Pewnego popołudnia w wypełnionej turystami dzielnicy Asakusa w Tokio grupa 16 turystów stała na chodniku przed sklepem Uniqlo, podczas gdy przewodnik z magnetofonem wskazał na sklep i powiedział: „Minato Shokuhin Co., słynąca z sosu imbirowego ponzu, miała tu kiedyś swoją siedzibę”. Następnie nacisnął przycisk na magnetofonie, aby uzyskać dźwięk „brzęku” – dźwięk, który prawdopodobnie był związany z nieistniejącą już firmą produkującą sos.
Turysta po dwudziestce powiedział, że jego babcia nuciła piosenkę o sosie sojowym tej firmy. „Uwielbiało go pokolenie twojej babci” – zgodził się przewodnik i wycieczka ruszyła dalej.
W rzeczywistości żadne z powyższych stwierdzeń nie jest prawdziwe. Minato Shokuhin nigdy nie istniał. Piosenka nie jest prawdziwa, podobnie jak wspomnienie 20-letniego turysty.
Jednodniowa wycieczka, w której wzięło udział 16 turystów, nosiła nazwę Uso no Tusa, czyli „wycieczka po kłamstwie” i była nowym produktem turystycznym, który odniósł większy sukces, niż oczekiwali jego twórcy. Trasa prowadzi głównie przez stare centrum Tokio, trasą o długości prawie 2 kilometrów.
Wycieczka, obejmująca przewodnika, ilustracje i filmy generowane przez sztuczną inteligencję, wzbudziła wśród wielu obawy, że była to wycieczka „tylko kłamstwa”, wprowadzająca zwiedzających w zakłopotanie. Organizator wycieczki zapewnił jednak uczestników, że wiedza o błędnych informacjach nie będzie wymagała sprawdzenia.
„Ojcem” tej kłamliwej wycieczki jest Shigenobu Matsuzawa, zawodowy przewodnik turystyczny. Większość informacji, które Matsuzawa przekazuje swoim gościom podczas wycieczki, jest nieprawdziwa. Kiedyś pokazał gościom drzewo, które podobno było inspiracją dla Androida do wykorzystania jego wizerunku w systemie operacyjnym.
Matsuzawa poszedł dalej niż zwykłe kłamstwa i stworzył równoległy świat kłamstw, przekonując lokalnych przedsiębiorców do składania niedorzecznych oświadczeń lub promowania niedorzecznych produktów, w tym przeklętych ciasteczek i plastikowych toreb sprzedawanych w fikcyjnym sklepie spożywczym, aby przyciągnąć klientów.
Dokładniej rzecz ujmując, uczestnicy wycieczek są zachęcani do opowiadania kłamstw na temat poruszany przez przewodnika. Przykładem jest 20-letni mężczyzna, który powiedział, że jego babcia uwielbiała sos imbirowy Minato.

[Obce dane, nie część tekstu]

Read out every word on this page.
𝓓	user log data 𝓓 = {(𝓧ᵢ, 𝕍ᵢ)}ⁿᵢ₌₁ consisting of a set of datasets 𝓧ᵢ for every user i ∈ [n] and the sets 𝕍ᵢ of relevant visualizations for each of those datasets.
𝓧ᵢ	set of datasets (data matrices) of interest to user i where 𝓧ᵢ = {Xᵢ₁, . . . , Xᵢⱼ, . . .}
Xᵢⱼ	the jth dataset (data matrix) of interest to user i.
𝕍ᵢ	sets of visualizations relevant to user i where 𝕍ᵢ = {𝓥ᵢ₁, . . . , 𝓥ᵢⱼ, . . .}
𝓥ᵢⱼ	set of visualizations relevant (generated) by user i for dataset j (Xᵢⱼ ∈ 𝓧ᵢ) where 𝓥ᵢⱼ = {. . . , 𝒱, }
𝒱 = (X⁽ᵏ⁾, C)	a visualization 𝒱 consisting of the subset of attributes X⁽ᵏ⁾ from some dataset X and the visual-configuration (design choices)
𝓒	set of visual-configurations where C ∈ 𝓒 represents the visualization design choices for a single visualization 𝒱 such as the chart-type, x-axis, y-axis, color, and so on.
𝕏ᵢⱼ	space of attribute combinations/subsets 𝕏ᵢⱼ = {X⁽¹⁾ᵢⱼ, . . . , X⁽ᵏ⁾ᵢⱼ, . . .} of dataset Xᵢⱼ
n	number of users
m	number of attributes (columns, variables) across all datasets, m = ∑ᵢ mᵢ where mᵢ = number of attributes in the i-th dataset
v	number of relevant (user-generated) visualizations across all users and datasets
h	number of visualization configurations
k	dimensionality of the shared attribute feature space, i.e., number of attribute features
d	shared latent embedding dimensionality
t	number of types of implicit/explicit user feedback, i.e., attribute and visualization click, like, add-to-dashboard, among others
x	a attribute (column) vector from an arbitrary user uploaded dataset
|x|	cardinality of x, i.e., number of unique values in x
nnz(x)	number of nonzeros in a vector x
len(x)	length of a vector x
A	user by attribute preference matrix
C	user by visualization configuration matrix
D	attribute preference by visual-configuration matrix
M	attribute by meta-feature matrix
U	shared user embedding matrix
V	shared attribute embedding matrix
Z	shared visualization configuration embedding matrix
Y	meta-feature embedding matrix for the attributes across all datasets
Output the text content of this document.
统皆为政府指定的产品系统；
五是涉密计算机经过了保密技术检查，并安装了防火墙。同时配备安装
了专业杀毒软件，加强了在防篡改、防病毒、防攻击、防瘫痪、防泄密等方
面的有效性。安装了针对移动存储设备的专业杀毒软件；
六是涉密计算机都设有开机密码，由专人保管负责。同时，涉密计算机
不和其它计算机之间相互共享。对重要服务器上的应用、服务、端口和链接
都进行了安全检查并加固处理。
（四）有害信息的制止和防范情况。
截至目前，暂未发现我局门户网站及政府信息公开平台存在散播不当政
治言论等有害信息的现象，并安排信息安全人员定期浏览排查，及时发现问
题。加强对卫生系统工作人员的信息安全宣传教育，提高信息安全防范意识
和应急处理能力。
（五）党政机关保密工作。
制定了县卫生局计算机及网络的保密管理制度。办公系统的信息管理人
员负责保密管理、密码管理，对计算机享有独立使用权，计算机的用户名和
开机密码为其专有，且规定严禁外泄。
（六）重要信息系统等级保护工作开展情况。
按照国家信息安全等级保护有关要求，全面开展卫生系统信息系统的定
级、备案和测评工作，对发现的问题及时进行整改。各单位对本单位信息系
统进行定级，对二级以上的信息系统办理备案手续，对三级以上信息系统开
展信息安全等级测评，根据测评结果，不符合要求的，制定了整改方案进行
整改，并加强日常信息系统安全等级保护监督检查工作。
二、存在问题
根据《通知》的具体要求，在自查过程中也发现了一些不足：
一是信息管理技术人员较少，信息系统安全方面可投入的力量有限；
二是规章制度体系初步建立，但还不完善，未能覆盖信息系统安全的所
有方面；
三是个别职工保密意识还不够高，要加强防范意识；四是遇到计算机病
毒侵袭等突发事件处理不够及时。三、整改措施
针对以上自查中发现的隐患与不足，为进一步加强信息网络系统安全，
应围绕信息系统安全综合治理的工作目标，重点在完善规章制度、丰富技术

Pierwsza edycja Uso no Tusa odbyła się w marcu. W ciągu pierwszych 6 tygodni trasy wzięło w niej udział ponad 400 chętnych osób. Sprzedaż biletów na trasę ma potrwać do końca sierpnia.
Soma Ito, 17-letni bloger podróżniczy, początkowo podejrzewał, że wycieczka to „tylko plotka”. Powiedział, że „odczuł ulgę, wiedząc, że rzeczywiście się sprzedaje”. Ito powiedział, że kiedy ludzie podróżują, zazwyczaj pamiętają tylko piękno odwiedzanych miejsc. Ale ta wycieczka oferowała inne doświadczenie. „Skłoniła mnie do poważnego zastanowienia się i filtrowania informacji, aby odróżnić prawdę od fałszu” – powiedział Ito.
Twórca trasy „Kłamstwo” był zszokowany poziomem zainteresowania i sympatii ze strony turystów. Poproszony o wyjaśnienie nowego produktu turystycznego, którym interesuje się wiele osób, Matsuzawa powiedział: „Mam szersze spojrzenie na definicję kłamstwa”.
Według niego filmy i powieści na całym świecie są fikcyjne, „więc można je nazwać kłamstwami”. „To oznacza, że wiele rzeczy, które ludzie kochają, nie jest prawdziwych” – dodał Matsuzawa. Sprzedaż wycieczek z kłamstwami przypomina Matsuzawie, że granica między prawdą a kłamstwem nie jest tak wyraźna, ponieważ w rzeczywistości lokalne legendy również nie są prawdziwe. Istnieją na podstawie rzeczy, które nie istnieją.
Oprócz wycieczek kłamstw, firma Matsuzawy organizuje również regularne wycieczki prawdy.